Pope Francis has announced he will meet a group of sex abuse victims next month at the Vatican and declared “zero tolerance” for any member of the clergy who would violate a child.
Francis also revealed that three bishops are currently under investigation by the Vatican for abuse-related reasons, though it was not clear if they were accused of committing abuse itself or of having covered it up.
The meeting with victims marks the first for this pope.
In a press conference yesterday on board the papal plane returning from Jerusalem, Francis said he would travel to Sri Lanka and the Philippines in January 2015.
And he suggested that he might follow in emeritus Pope Benedict XVI’s footsteps and retire if he no longer had the strength to do the job.
The pope, who will talk to around half a dozen sex abuse victims, has been criticised for not expressing personal solidarity with them when he has reached out to other people who suffer.
Francis said the meeting and a Mass at the Vatican hotel where he lives would take place early next month.
A statement from the office of Boston Cardinal Sean O’Malley, who is organising the encounter, said the date and details had not been finalised.
“On this issue we must go forward, forward. Zero tolerance,” Francis said, calling abuse of children an “ugly” crime that betrays God.
The executive director of the main US victims’ group, Survivors Network of Those Abused by Priests, or SNAP, dismissed the meeting as “just utterly, utterly meaningless”.
David Clohessy said: “The simple truth is this is another gesture, another public relations coup, another nice bit of symbolism that will leave no child better off and bring no real reform to a continuing, scandal-ridden church hierarchy.”
He said the pope has shown himself capable of making real change in other areas such as church governance and finance but has not done so in dealing with sex abuse by Catholic clergy.
But a US lawyer who represents clergy abuse victims hoped the meeting would be “substantive and meaningful” rather than for cosmetic purposes.
Mitchell Garabedian said “meeting directly with victims is the most powerful tool that the pope can use in understanding the ugliness and horror of clergy sexual abuse and why it must be stopped or prevented”.
He added that there should be more than one such meeting.
Francis spoke to reporters for nearly an hour after his gruelling, three-day trip to Jordan, the West Bank and Israel, taking all 11 questions posed and responding with candour and occasional humour.
He sought to lower expectations about his planned encounter in the Vatican next month with the Israeli and Palestinian presidents, which he announced during the trip. He stressed that they were coming to pray together, not enter into peace mediation.

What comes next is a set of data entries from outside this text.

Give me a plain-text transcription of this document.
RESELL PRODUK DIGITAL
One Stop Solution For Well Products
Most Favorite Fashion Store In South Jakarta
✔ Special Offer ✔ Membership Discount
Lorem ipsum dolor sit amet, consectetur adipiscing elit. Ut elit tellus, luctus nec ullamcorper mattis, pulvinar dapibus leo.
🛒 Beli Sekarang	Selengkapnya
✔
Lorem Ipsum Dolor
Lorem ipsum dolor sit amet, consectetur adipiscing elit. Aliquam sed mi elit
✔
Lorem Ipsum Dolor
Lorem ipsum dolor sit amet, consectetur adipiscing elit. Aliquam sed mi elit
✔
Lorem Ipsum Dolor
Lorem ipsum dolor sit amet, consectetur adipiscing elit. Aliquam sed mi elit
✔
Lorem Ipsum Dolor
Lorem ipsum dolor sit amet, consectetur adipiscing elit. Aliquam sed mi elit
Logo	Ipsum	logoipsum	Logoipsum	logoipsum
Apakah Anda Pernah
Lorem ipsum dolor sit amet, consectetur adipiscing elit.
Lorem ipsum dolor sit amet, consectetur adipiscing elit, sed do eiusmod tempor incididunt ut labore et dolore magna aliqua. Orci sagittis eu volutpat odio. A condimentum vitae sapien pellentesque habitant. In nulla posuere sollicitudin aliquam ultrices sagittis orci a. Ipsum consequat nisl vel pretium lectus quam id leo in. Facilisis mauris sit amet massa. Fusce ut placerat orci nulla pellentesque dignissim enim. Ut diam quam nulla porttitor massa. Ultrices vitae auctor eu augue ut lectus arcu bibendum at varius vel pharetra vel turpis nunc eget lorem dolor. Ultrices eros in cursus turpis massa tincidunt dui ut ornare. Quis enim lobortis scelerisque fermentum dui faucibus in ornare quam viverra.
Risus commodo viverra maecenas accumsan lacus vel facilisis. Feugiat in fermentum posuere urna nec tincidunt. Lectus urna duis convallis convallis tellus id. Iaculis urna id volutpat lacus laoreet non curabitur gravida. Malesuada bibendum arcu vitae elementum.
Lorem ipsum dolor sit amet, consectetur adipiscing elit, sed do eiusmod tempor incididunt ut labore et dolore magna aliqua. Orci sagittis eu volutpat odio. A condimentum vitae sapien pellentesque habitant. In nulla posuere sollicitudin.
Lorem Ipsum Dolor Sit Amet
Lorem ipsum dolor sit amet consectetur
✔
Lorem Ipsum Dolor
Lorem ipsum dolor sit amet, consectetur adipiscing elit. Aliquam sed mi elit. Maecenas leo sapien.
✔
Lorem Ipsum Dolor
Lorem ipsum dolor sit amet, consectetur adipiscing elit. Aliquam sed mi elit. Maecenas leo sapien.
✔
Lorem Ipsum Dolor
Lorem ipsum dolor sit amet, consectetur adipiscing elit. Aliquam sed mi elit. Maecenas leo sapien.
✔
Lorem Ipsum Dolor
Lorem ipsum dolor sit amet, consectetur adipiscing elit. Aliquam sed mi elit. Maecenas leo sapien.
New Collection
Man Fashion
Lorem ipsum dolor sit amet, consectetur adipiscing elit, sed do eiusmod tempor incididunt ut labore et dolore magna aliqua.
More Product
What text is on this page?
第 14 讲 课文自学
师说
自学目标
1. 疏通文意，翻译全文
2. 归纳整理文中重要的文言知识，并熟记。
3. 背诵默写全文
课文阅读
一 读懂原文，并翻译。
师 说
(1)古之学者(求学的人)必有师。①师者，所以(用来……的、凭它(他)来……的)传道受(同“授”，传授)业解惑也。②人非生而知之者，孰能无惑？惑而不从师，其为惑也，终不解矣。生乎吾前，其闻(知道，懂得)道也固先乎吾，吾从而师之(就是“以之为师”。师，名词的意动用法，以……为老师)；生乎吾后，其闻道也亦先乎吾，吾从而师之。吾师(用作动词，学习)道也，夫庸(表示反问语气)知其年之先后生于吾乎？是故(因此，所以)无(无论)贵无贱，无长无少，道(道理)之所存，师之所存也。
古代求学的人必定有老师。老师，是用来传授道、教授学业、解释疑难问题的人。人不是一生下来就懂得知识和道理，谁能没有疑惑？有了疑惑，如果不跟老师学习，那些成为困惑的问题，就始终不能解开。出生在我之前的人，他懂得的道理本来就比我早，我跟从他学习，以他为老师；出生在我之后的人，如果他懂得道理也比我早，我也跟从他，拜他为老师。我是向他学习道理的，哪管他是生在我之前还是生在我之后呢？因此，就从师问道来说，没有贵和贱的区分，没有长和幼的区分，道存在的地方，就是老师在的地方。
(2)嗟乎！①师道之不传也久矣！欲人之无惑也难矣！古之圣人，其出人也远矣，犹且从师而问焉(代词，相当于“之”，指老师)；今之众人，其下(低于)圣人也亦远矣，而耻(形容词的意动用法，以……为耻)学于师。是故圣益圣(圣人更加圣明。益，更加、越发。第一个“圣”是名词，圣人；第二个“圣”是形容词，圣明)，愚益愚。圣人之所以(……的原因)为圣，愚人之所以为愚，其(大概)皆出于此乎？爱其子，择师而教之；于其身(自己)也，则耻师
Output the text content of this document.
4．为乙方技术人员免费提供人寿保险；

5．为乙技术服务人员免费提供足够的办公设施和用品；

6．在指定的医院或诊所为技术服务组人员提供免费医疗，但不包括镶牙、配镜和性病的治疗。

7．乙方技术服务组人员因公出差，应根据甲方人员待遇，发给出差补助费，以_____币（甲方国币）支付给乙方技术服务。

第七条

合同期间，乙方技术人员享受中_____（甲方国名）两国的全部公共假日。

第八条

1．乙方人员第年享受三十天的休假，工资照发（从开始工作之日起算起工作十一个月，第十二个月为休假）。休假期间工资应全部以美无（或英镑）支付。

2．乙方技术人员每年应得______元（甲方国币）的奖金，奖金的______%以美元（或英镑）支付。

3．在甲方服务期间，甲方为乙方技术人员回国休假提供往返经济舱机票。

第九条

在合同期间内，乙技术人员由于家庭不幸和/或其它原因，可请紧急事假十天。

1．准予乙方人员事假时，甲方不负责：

“We are coming just to pray, then everyone goes home,” he said. “But I think prayer is important, praying together.”
He said he had originally hoped to arrange the encounter in Jerusalem itself, but that the idea was scrapped because of the enormous logistical problems that would have been involved.
Preparations are already under way, he said, noting that a rabbi and Islamic cleric would join him in leading the prayers.
One of the more poignant moments of Francis’ pilgrimage came yesterday when he visited the Yad Vashem Holocaust memorial in Jerusalem and kissed the hands of survivors in a show of humility and respect.
Francis said his gesture came spontaneously.
“The gestures that are the most authentic you don’t think about,” he said.